Between Leavenworth and Winthrop we felt like we had either entered a time capsule or a disney theme park, so we were somewhat relieved when we pulled up to a beautiful campground and not another designer town.
Georgi picked up a wildflower identification card back in Leavenworth after spotting various flowers dotting the mountain-sides on our hikes. It was a $4 well spent.
We were thrilled by some of their fun names, like this "fairy slipper". We think it was a thank-you for all the fairy houses we built.
The Cascade Loop was by far the most worthwhile time I have spent in the car driving. The scenery was breathtaking with mountain peaks in every line of sight, I'll take mother earth's skyscrapers over the human ones any day.
Mount Saint Helens was the next mountain destination, even though it is impossible to pick a favorite mountain if I was under extreme pressure I might be forced to say Old St. Helens. This decision might be biased, we had some of the best weather while visiting and went on a trail that took us past the most amazing scenery. The volcanic eruption occurred 35 years prior and the devastation was still visible, but so was the reconstruction and life was emerging in its wake. The abundance of rich volcanic soil had created the perfect habitat for new growth and it was stunning.
Our oldest little nomad, Georgi, was on the receiving end of tons of volcanic history and information. We sang the "old saint Helens" song (redone by Billy Jonas) and flipped through photography books so that we could compare what the landscape looked like 35 years ago versus today. It was a great learning experience for us all. Mount Saint Helens you blew us away, thankfully not literally.
The little nomads also did a brief trip to Mount Hood. This was bittersweet for us all because it was the last camping trip before heading back to the East Coast. It was a wonderful place to spend the last chapter of the trip.

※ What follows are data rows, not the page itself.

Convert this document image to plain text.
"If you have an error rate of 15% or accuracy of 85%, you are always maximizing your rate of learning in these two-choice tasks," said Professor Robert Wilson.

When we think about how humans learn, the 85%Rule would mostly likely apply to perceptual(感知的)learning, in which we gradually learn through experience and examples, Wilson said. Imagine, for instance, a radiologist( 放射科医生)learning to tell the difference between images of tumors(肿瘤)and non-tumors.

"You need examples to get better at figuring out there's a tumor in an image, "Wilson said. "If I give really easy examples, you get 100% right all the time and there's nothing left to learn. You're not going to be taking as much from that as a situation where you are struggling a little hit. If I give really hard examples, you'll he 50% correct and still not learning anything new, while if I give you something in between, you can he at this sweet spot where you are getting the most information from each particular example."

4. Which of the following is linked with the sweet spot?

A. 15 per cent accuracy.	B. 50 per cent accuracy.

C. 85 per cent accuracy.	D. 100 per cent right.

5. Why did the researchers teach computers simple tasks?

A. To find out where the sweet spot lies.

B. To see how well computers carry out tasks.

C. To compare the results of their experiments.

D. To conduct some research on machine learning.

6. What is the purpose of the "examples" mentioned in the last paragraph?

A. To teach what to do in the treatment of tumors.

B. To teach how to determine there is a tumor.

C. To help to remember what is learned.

The months have flown by and now we are forced to say a tearful goodbye and move on from the Pacific Northwest. This place is where we discovered our wild passion for traveling, tested our family limits, and truly figured out what we wanted from this one life we have each been given. Our adventure began, not ended, out west and we are going to continue on this nomadic lifestyle as best we can because there is so much out there awaiting discovery. I know that my children will not remember the details of our time spent out here but memory retention is not the only reason for breaking free from the box (after all they can just read their lovely mother's blog to fill them in). No, what I want them to take away is more than memory, I wish for it to become part of who they are. I want them to be able to step outside and feel at peace. To never cease having exploration and adventure in their lives. To wonder and wander and live passionately.
We can look up at the stars, trees, and mountains and feel small, insignificant, and alone or we can feel empowered because we are part of that largeness. I want my kids to take notice of the beauty that surrounds them, look up at the greatness of nature and know that they are great too.